Thomson Reuters Takes Virginia to Court over Zotero

by Ostatic Staff - Sep. 28, 2008

Legal news wire service Courthouse News reported recently that Reuters was suing the Commonwealth of Virginia because George Mason University was "handing out its proprietary software." Nothing is ever that simple, is it?

George Mason University's Center for History and New Media distributes Zotero, an open source Firefox extension that helps users collect and manage citations found on the web. It performs a similar function as Thomson Reuter's EndNote software. The lawsuit is based on the premise that Zotero's newest beta is able to convert the proprietary EndNote format to the open CSL (Citation Style Language) format.

A lawsuit over a file format conversion?

Well, yes, in a way... Plenty of open source (and closed source) applications can convert a proprietary format into an open one, and vice versa. Thomson Reuters claims that Zotero developed the .ens (EndNote style) to .csl (Citation Style Language) conversion tool by reverse engineering the EndNote software. Thomson Reuters says this is in direct violation of EndNote's end user license agreement.

Reverse engineering is prohibited by EndNote's EULA, surely. What is suspect is whether any one responsible for the "conversion tool" ever agreed to the EULA in the first place -- and whether the "conversion tool" actually converts EndNote styles at all.

When one considers the discussion in the Zotero TracTickets system regarding the legalities of the conversion -- and Zotero's determination that dropping a publicly available existing (unlicensed) EndNote Style file into the database to be read or edited is legal and could be supported, and the retention of style or outward conversion into the .csl format would be an infringement and could not be supported, Thomson Reuters' rumblings seem even more brutish.

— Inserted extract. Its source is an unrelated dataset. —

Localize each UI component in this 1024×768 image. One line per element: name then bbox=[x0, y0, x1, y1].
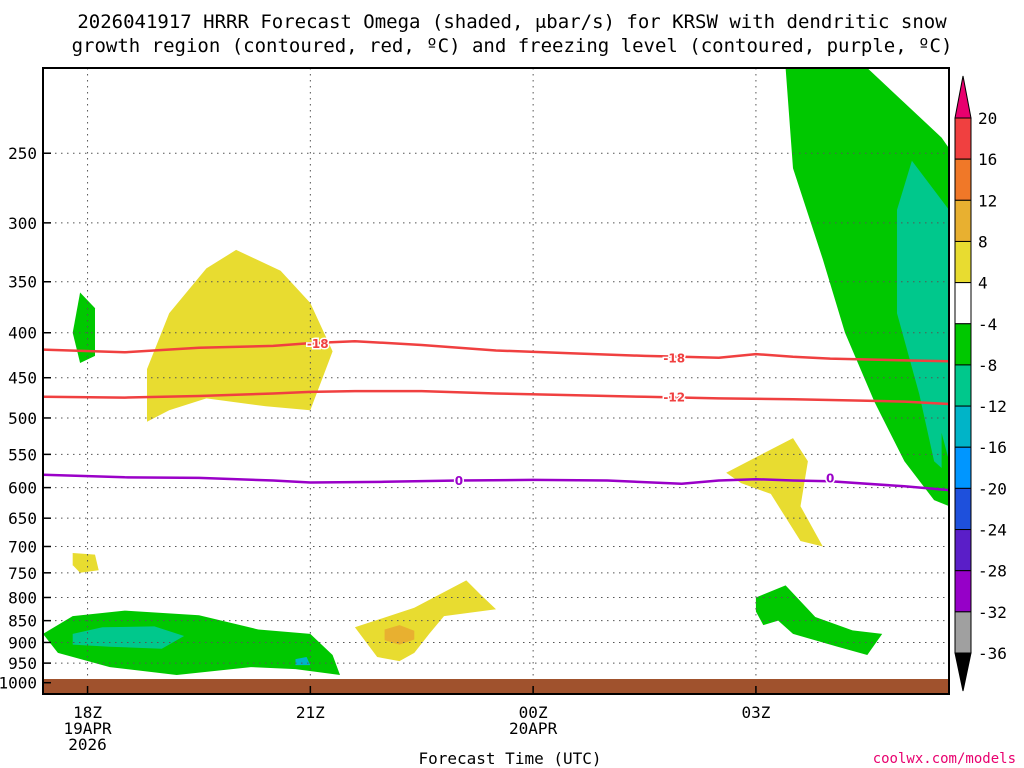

Slashdot has some rather enlightening comments on the case. Software patents and license agreements need at the very least clarification, and more likely full on revision -- but my guess is that Slashdot commenters are correct in their belief that in this case, it is entirely unnecessary. The EULA claims that the application can not be reverse engineered. It wasn't. The file format, the end product, can be opened and easily read and edited with a third party application. Seeing that many files are user contributed, and have no associated licenses, Thomson Reuters' case feels weak, if not completely frivolous.